I had always hoped that someday he would be able to walk again. When I think of all the misguided places our country spends money it makes me angry. Why not have a 'Manhattan Project' or a 'race to the moon project' in spinal cord research and prosthetics development? Especially since we now have so many soldiers and civilians who have been horribly wounded in this war.

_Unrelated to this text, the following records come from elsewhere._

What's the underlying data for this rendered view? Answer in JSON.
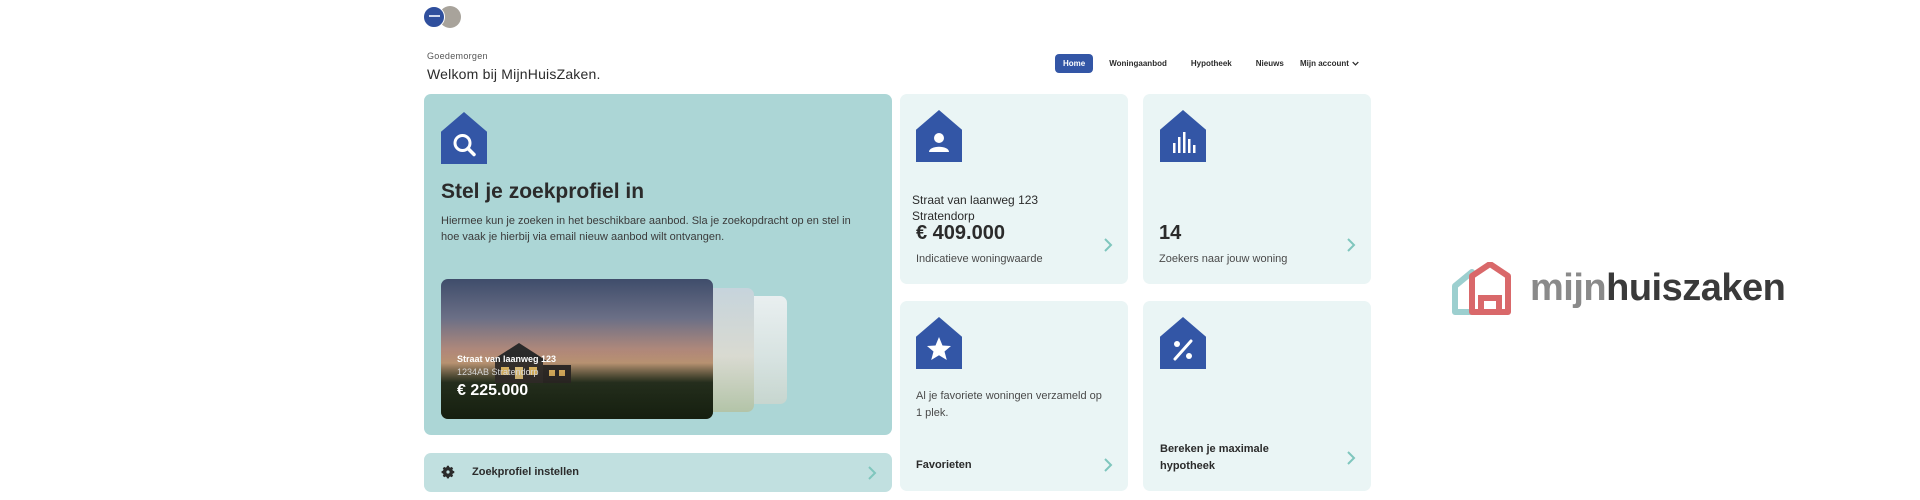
{
  "header": {
    "greeting": "Goedemorgen",
    "welcome": "Welkom bij MijnHuisZaken.",
    "nav": [
      {
        "label": "Home",
        "active": true
      },
      {
        "label": "Woningaanbod",
        "active": false
      },
      {
        "label": "Hypotheek",
        "active": false
      },
      {
        "label": "Nieuws",
        "active": false
      }
    ],
    "account_label": "Mijn account"
  },
  "hero": {
    "icon": "search-icon",
    "title": "Stel je zoekprofiel in",
    "description": "Hiermee kun je zoeken in het beschikbare aanbod. Sla je zoekopdracht op en stel in hoe vaak je hierbij via email nieuw aanbod wilt ontvangen.",
    "listing": {
      "street": "Straat van laanweg 123",
      "city": "1234AB Stratendorp",
      "price": "€ 225.000"
    }
  },
  "search_bar": {
    "icon": "gear-icon",
    "label": "Zoekprofiel instellen"
  },
  "tiles": {
    "value": {
      "icon": "user-icon",
      "address_line1": "Straat van laanweg 123",
      "address_line2": "Stratendorp",
      "amount": "€ 409.000",
      "label": "Indicatieve woningwaarde"
    },
    "seekers": {
      "icon": "bar-chart-icon",
      "count": "14",
      "label": "Zoekers naar jouw woning"
    },
    "favorites": {
      "icon": "star-icon",
      "description": "Al je favoriete woningen verzameld op 1 plek.",
      "title": "Favorieten"
    },
    "mortgage": {
      "icon": "percent-icon",
      "title": "Bereken je maximale hypotheek"
    }
  },
  "brand": {
    "word_light": "mijn",
    "word_dark": "huiszaken"
  },
  "colors": {
    "accent": "#3356a6",
    "hero_bg": "#acd6d6",
    "tile_bg": "#eaf5f5",
    "chevron": "#7fc6bd"
  }
}
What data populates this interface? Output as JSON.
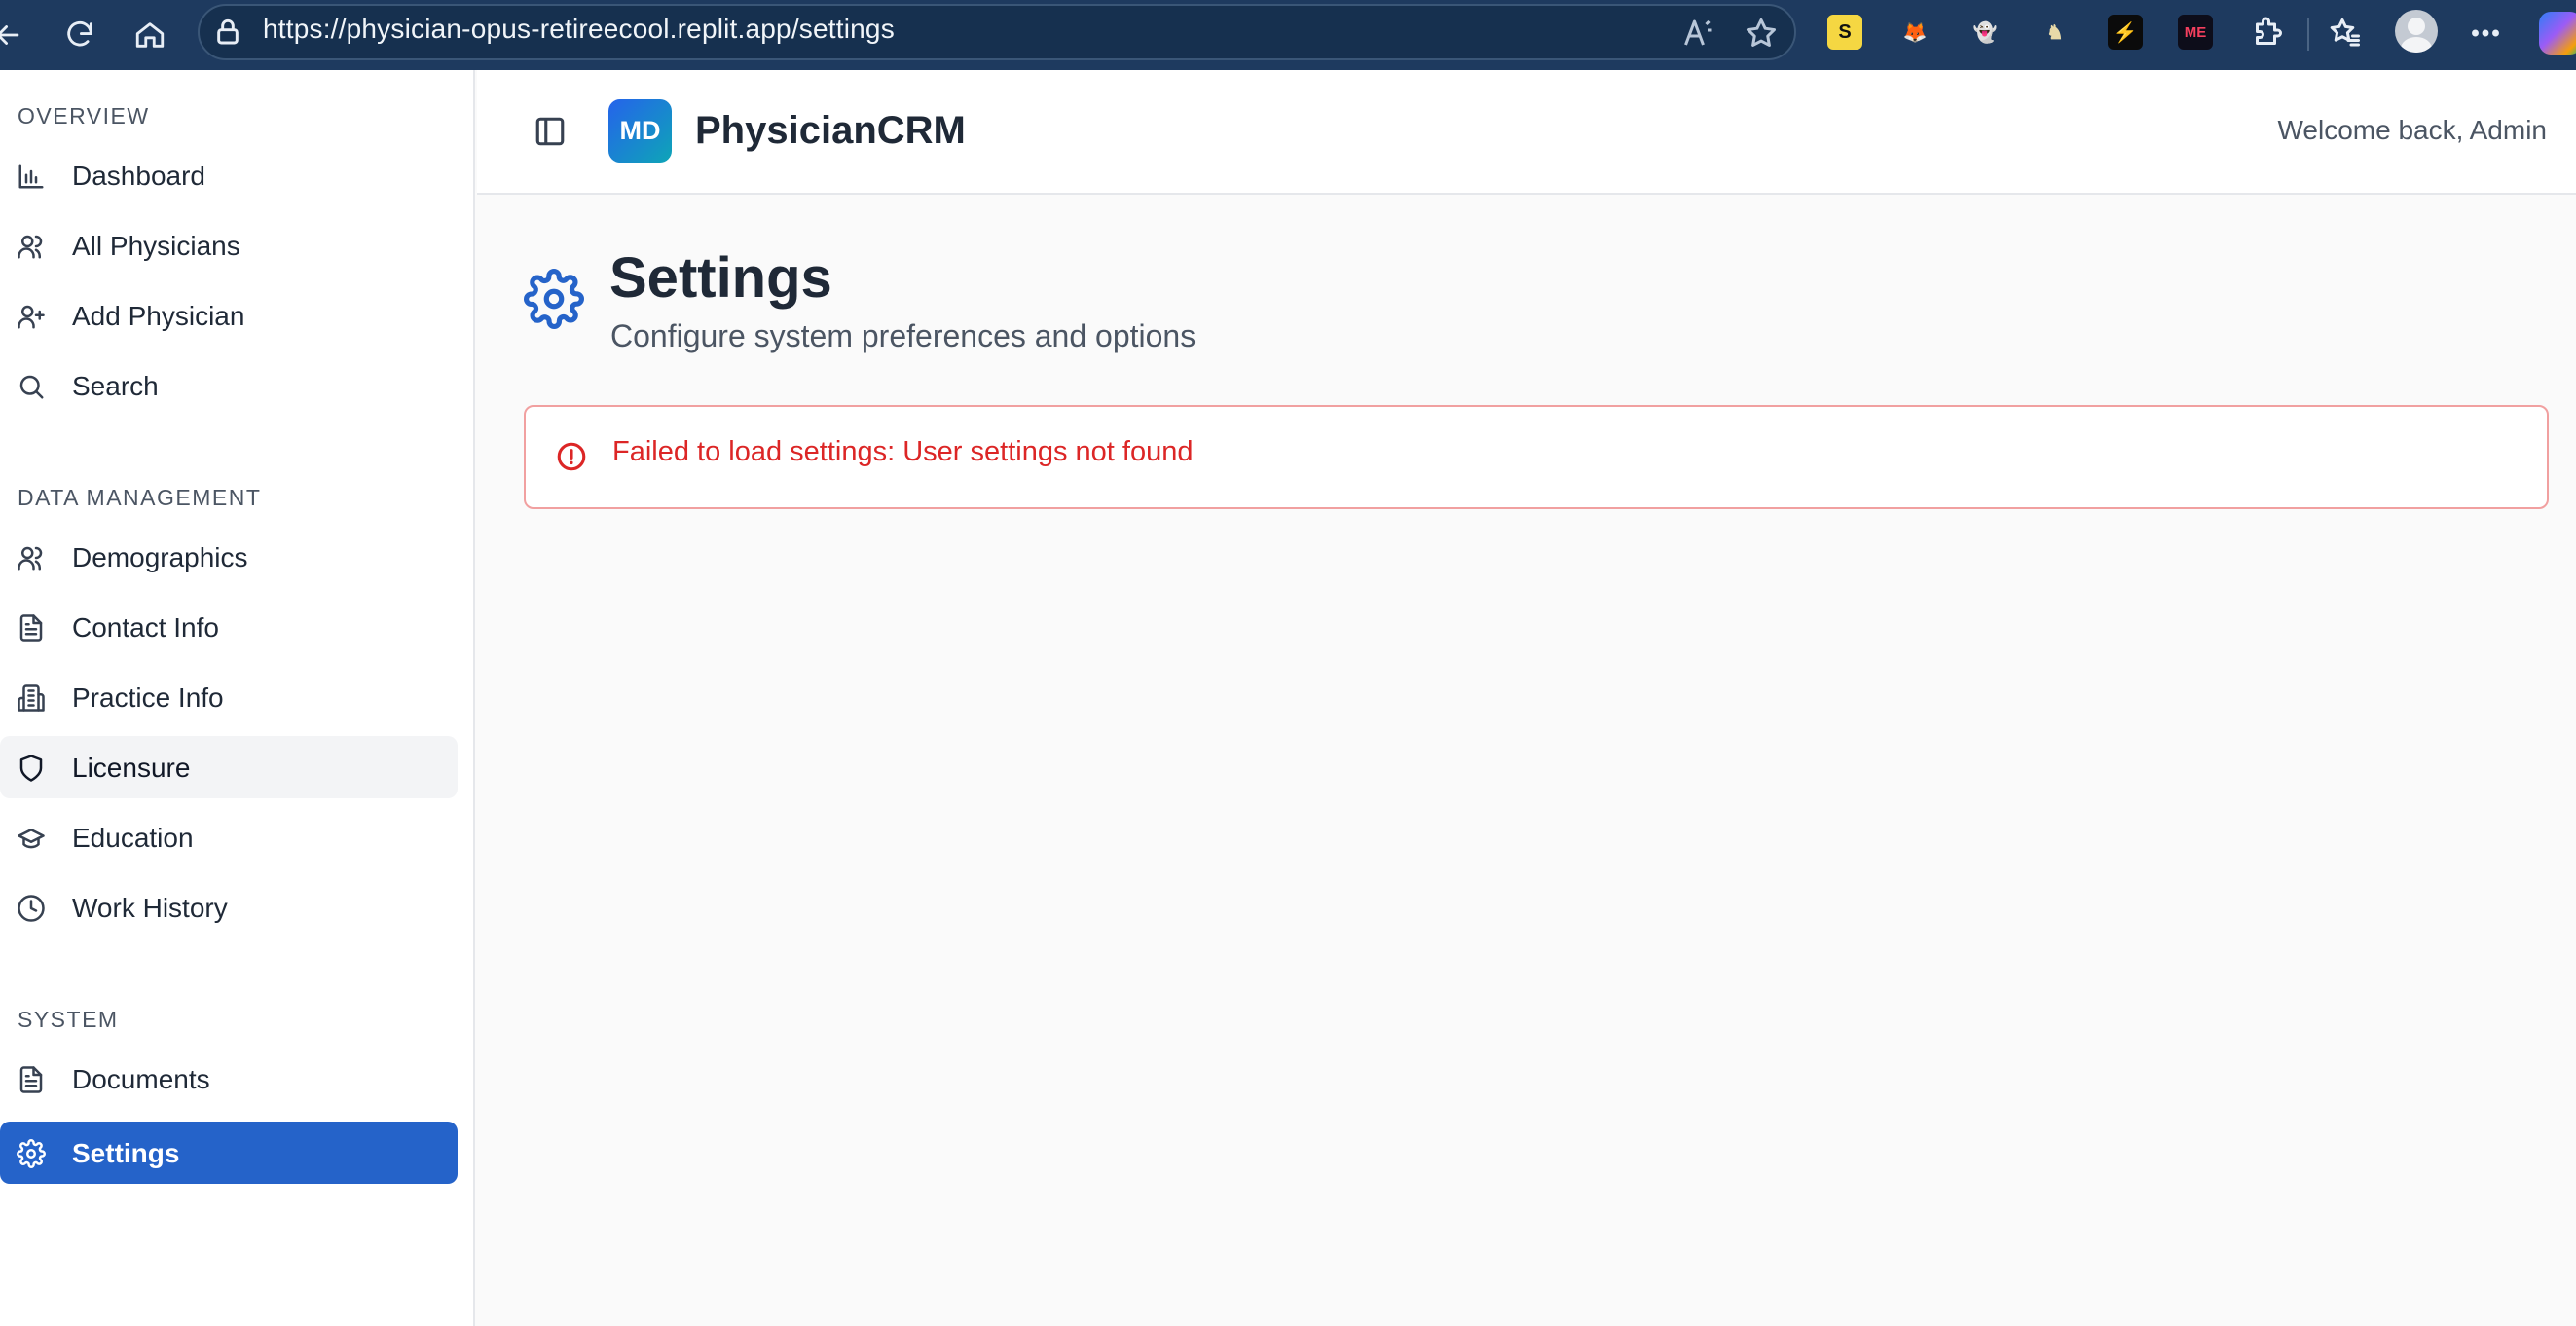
{
  "browser": {
    "url": "https://physician-opus-retireecool.replit.app/settings",
    "extensions": [
      {
        "name": "s-extension-icon",
        "glyph": "S",
        "bg": "#f5d742",
        "fg": "#111111"
      },
      {
        "name": "fox-extension-icon",
        "glyph": "🦊",
        "bg": "transparent",
        "fg": "#e8822c"
      },
      {
        "name": "ghost-extension-icon",
        "glyph": "👻",
        "bg": "transparent",
        "fg": "#9a8cf0"
      },
      {
        "name": "chess-extension-icon",
        "glyph": "♞",
        "bg": "transparent",
        "fg": "#e8d9a8"
      },
      {
        "name": "link-extension-icon",
        "glyph": "⚡",
        "bg": "#0b0b0b",
        "fg": "#ffffff"
      },
      {
        "name": "me-extension-icon",
        "glyph": "ME",
        "bg": "#0d0d1a",
        "fg": "#f43f5e"
      }
    ]
  },
  "sidebar": {
    "sections": [
      {
        "label": "OVERVIEW",
        "items": [
          {
            "label": "Dashboard",
            "icon": "bar-chart-icon"
          },
          {
            "label": "All Physicians",
            "icon": "users-icon"
          },
          {
            "label": "Add Physician",
            "icon": "user-plus-icon"
          },
          {
            "label": "Search",
            "icon": "search-icon"
          }
        ]
      },
      {
        "label": "DATA MANAGEMENT",
        "items": [
          {
            "label": "Demographics",
            "icon": "users-icon"
          },
          {
            "label": "Contact Info",
            "icon": "file-text-icon"
          },
          {
            "label": "Practice Info",
            "icon": "building-icon"
          },
          {
            "label": "Licensure",
            "icon": "shield-icon"
          },
          {
            "label": "Education",
            "icon": "graduation-cap-icon"
          },
          {
            "label": "Work History",
            "icon": "clock-icon"
          }
        ]
      },
      {
        "label": "SYSTEM",
        "items": [
          {
            "label": "Documents",
            "icon": "file-text-icon"
          },
          {
            "label": "Settings",
            "icon": "gear-icon"
          }
        ]
      }
    ],
    "hovered_item": "Licensure",
    "active_item": "Settings"
  },
  "header": {
    "logo_text": "MD",
    "app_name": "PhysicianCRM",
    "welcome": "Welcome back, Admin"
  },
  "page": {
    "title": "Settings",
    "subtitle": "Configure system preferences and options",
    "error_message": "Failed to load settings: User settings not found"
  },
  "colors": {
    "accent": "#2563c9",
    "error": "#dc2626",
    "browser_bar": "#1e3a5f"
  }
}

Of course, not going to war unless we really have to would help even more.

iVillage Member
Registered: 07-12-2001
Mon, 10-11-2004 - 2:07pm
It IS sad, isn't it? I do remember a couple of years after it happened, a sister of a friend of mine, who works in the medical field, predicted that's how he would die .... she said paralysis victims usually die from some infection-related complication. So it was kind of eerie (though not entirely a surprise) when I heard about it. The entire tragedy really resonates with those of us who have followed him throughout his entire career, from the very first "Superman" movie, which came out when I was still in high school. How easily what happened to him could have happened to any of us .... He will very truly be missed.

Bev

girl in chair
iVillage Member
Registered: 03-24-2004
Tue, 10-12-2004 - 7:34am
The last I heard of him was on last season's Smallville. It did show me one thing, he still had a screen presence about him. He may not have been an A-list actor, however he did push research on stem cells and spinal cord problems. There is a purpose for everyone and this definately was his purpose! I also hope his hard work doesn't stop with his death.
iVillage Member
Registered: 08-12-2004
Tue, 10-12-2004 - 8:49am
I saw him on Smallville too. ITA about hoping his hard work on spinal cord research is the beginning of a big effort and not the end of it.
iVillage Member
Registered: 08-05-2004
Tue, 10-12-2004 - 9:53am
I sadly missed him on "Smallville." I heard about it and thought that was great since he's considered the original Superman. Wasn't his father also a Superman?
iVillage Member
Registered: 08-12-2004
Tue, 10-12-2004 - 11:13am
George Reeves (s at end of name and no relation) played Superman in the 1950's. He (George) was also in 'Gone With The Wind' as a young man. Steve Reeves (no relation either) played Hercules in the movies. Christopher Reeve's real father was a newspaper reporter though, just like Clark Kent.
iVillage Member
Registered: 08-05-2004
Tue, 10-12-2004 - 12:55pm
Ah. My mom told me about Reeves' father being superman. I thought that was cool. Maybe someday one of Reeves' son(s) can be the next Superman. ;) If they want to do acting of course.